The May 2013 estimates of fraud and error levels in the benefit system in Great Britain, published by the Department for Work and Pensions (DWP), found that just:

 

  • 0.7 per cent, or £1.2bn, of total benefit expenditure is overpaid due to fraud;
  • 0.9 per cent, or £1.6bn, of total benefit expenditure is overpaid due to claimant error;
  • 0.4 per cent, or £0.7bn, of total benefit expenditure is overpaid due to official error.

This compares with an estimated £12 billion a year lost in the UK due to corporate tax avoidance. That money could pay for 25,000 nurses on a £24,000 a year salary for 20 years; could put 129,000 children through school; and would allow the government to give every pensioner an extra £65 a year.

In reality of course, the reason for today’s announcement is purely political: the government believes there are votes in ‘cracking down’ on benefit fraud.

And unfortunately, due to misinformation that’s probably true. Polling carried out by the TUC in January found that on average people thought that 27 per cent of the welfare budget was claimed fraudulently.

It would be curious to know how politically effective such a move by the government would be if people were a little better informed.

15 Responses to “Another ‘crackdown’ on benefit fraud, yet it accounts for just 0.7 per cent of welfare budget”

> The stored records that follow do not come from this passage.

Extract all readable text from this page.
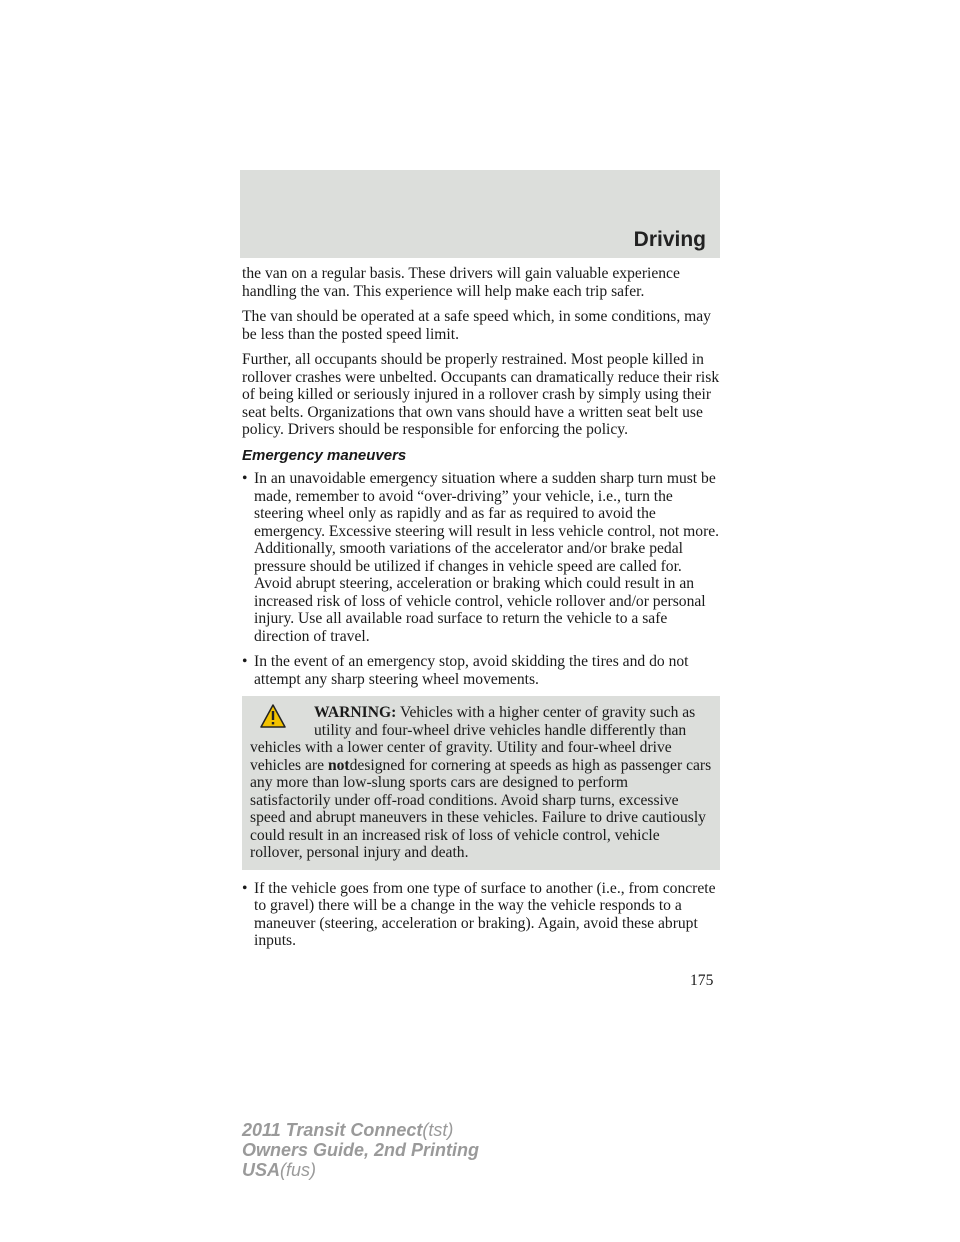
Driving

the van on a regular basis. These drivers will gain valuable experience handling the van. This experience will help make each trip safer.

The van should be operated at a safe speed which, in some conditions, may be less than the posted speed limit.

Further, all occupants should be properly restrained. Most people killed in rollover crashes were unbelted. Occupants can dramatically reduce their risk of being killed or seriously injured in a rollover crash by simply using their seat belts. Organizations that own vans should have a written seat belt use policy. Drivers should be responsible for enforcing the policy.

Emergency maneuvers
• In an unavoidable emergency situation where a sudden sharp turn must be made, remember to avoid “over-driving” your vehicle, i.e., turn the steering wheel only as rapidly and as far as required to avoid the emergency. Excessive steering will result in less vehicle control, not more. Additionally, smooth variations of the accelerator and/or brake pedal pressure should be utilized if changes in vehicle speed are called for. Avoid abrupt steering, acceleration or braking which could result in an increased risk of loss of vehicle control, vehicle rollover and/or personal injury. Use all available road surface to return the vehicle to a safe direction of travel.
• In the event of an emergency stop, avoid skidding the tires and do not attempt any sharp steering wheel movements.
WARNING: Vehicles with a higher center of gravity such as
utility and four-wheel drive vehicles handle differently than
vehicles with a lower center of gravity. Utility and four-wheel drive vehicles are notdesigned for cornering at speeds as high as passenger cars any more than low-slung sports cars are designed to perform satisfactorily under off-road conditions. Avoid sharp turns, excessive speed and abrupt maneuvers in these vehicles. Failure to drive cautiously could result in an increased risk of loss of vehicle control, vehicle rollover, personal injury and death.
• If the vehicle goes from one type of surface to another (i.e., from concrete to gravel) there will be a change in the way the vehicle responds to a maneuver (steering, acceleration or braking). Again, avoid these abrupt inputs.

175

2011 Transit Connect(tst)
Owners Guide, 2nd Printing
USA(fus)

  1. Herbie Destroys the Environmen

    “What would you do? Gas them?”

    I actually think they would. 10 years for benefit fraud is fascism in all but name anyway as far as I am concerned.

    We have had MP’s expenses, the potential mass poisoning of the population with the horse meat scandal, LIBOR fixing and money laundering by banks, this on top of the inherent injustices of the system! And has anyone really faced anything approaching a severe sentence? Quite the opposite.

    This will mean more vulnerable people put in more vulnerable situations. More sex abuse of young girls etc. But then those that get on their high moral horse when it comes to sex crimes against vulnerable children, will, with their second ugly face, decry these vulnerable people as a scourge on the nation and demand they are punished!

  2. john richardson

    by all means give the cheats ten years BUT FIRST LETS SEE THE MPS THAT CHEATED THEIR EXPENSES GIVEN TEN YEARS what is the difference i hope this government is voted out but our people are easilly conned by lies at a general election and i fear it could happen again

  3. Cliftonella

    It’s the same the whole world over
    It’s the poor what gets the blame
    It’s the rich what gets the pleasure
    Ain’t it all a crying shame?

  4. Simon

    I’d be the last person to support this crackdown but it can’t be dismissed based on your figures alone. Fraudulent claims may amount to only £8.4 million but this doesn’t account for the broader economic cost of supporting people to fraudulently remain out of work. The economy loses out what they would have contributed through work as well as the cost of paying their benefits, not to mention the broader social costs associated with the lumpen-proletarian lifestyle.

    Further, although far more is lost to tax avoidance than benefit fraud, that observation alone does not invalidate this policy. The issue (if we are concerned solely with minimising losses to the Revenue) is whether £1 spent on chasing up benefit fraud or £1 spent chasing up tax avoidance will net the greatest return.

  5. Simon

    I’d be the last person to support this crackdown but it can’t be dismissed based on your figures alone. Fraudulent claims may amount to only £8.4 million but this doesn’t account for the broader economic cost of supporting people to fraudulently remain out of work. The economy loses out what they would have contributed through work as well as the cost of paying their benefits, not to mention the broader social costs associated with the lumpen-proletarian lifestyle.

    Further, although far more is lost to tax avoidance than benefit fraud, that observation alone does not invalidate this policy. The issue (if we are concerned solely with minimising losses to the Revenue) is whether £1 spent on chasing up benefit fraud or £1 spent chasing up tax avoidance will net the greatest return.